Passarinho. O apelido viera depois do julgamento. Durante o depoimento, João havia tentado falar comigo, emocionar-me, lembrando-me de um passarinho ferido que havíamos encontrado quando crianças. Antes de eu entender, o juiz exigira que ele se limitasse a responder às perguntas. E a tentativa só tinha servido à acusação para ridicularizá-lo.
– Maldito! – rosnou Leo. – E teve a ousadia de pôr os pés de novo em Recanto! Por que terá voltado?
– Boa coisa, não se pode esperar. Mas, se ele imagina que vamos ficar esperando... Vamos encontrá-lo e cortar-lhe as asas.
Senti um alvoroço dentro de mim. O que pretendiam fazer? João já havia cumprido sua pena. Enquanto não demonstrasse más intenções, tinha direito a viver em paz.
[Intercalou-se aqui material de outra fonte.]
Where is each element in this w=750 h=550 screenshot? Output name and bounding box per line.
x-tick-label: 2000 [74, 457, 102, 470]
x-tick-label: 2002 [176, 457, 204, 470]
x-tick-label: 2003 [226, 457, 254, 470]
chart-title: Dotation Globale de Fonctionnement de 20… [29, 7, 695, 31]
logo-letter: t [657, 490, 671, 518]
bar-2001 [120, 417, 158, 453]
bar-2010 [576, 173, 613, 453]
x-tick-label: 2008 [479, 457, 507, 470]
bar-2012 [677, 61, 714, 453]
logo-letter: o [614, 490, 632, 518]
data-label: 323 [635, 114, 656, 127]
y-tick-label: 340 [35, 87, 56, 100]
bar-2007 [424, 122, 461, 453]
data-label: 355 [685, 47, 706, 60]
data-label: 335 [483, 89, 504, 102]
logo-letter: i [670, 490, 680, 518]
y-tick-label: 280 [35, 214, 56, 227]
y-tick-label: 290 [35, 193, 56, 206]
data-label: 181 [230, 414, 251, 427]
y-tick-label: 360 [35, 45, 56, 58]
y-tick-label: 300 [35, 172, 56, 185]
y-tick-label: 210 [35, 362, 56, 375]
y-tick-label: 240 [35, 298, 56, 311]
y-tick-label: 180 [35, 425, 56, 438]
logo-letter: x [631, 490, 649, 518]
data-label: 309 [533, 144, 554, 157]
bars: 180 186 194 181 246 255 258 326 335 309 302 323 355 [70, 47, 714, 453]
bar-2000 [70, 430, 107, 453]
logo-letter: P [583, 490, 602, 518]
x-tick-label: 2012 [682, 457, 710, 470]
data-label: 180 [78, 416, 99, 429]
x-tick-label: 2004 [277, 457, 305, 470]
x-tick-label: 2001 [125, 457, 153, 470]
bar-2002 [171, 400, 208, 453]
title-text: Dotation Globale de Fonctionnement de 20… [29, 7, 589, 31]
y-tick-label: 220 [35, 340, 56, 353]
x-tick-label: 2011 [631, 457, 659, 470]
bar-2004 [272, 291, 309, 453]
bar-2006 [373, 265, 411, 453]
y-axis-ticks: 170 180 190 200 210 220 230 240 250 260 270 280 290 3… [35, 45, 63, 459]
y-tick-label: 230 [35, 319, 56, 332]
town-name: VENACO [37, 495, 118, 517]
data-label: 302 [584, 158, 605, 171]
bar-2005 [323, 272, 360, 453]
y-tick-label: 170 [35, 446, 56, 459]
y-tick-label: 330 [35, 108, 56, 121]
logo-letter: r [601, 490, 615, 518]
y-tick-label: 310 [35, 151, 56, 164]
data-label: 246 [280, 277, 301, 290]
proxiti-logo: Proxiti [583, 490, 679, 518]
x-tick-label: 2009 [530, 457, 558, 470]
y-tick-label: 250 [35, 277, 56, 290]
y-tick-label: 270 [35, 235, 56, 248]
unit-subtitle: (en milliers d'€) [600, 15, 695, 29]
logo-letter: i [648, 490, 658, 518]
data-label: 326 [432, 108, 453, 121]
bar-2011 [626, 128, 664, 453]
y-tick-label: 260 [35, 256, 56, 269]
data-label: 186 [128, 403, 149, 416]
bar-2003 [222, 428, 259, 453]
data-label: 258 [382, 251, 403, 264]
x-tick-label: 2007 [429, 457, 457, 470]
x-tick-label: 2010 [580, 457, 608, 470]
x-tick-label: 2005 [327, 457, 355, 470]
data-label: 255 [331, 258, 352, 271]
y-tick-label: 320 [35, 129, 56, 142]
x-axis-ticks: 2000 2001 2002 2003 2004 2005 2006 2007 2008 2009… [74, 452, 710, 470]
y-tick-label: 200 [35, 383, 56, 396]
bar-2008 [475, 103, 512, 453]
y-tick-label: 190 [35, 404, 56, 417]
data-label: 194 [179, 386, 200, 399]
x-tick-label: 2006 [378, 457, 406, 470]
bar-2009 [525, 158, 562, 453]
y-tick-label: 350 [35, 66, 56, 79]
– Fique tranqüila, Lu: – falou Leo, percebendo minha presença – vamos dar um jeito nele.
– Não é melhor deixar tudo como está? Ninguém ganhará nada mexendo em uma história que já acabou.
– “Acabou”, uma ova! – O tom da voz de Roger foi ainda mais seco que de hábito. – Acha que voltou por quê? A passeio? Quer vingança. Conheço esse tipo de gente.
Calei-me. Estava confusa. Preferia que não tomassem nenhuma iniciativa, mas a preocupação deles tinha algum fundamento. Eu não me havia esquecido das atitudes de João. Mas onde estava o ódio que se esperava de mim? Os dois saíram e eu fiquei andando de um lado para o outro. Iriam procurar João com más intenções. Seria correto deixar? E seria sensato tentar ajudá-lo? Logo a ele?
Não. Sensato, não seria. Mas dirigi-me à garagem. Sabia de um lugar onde talvez o pudesse encontrar.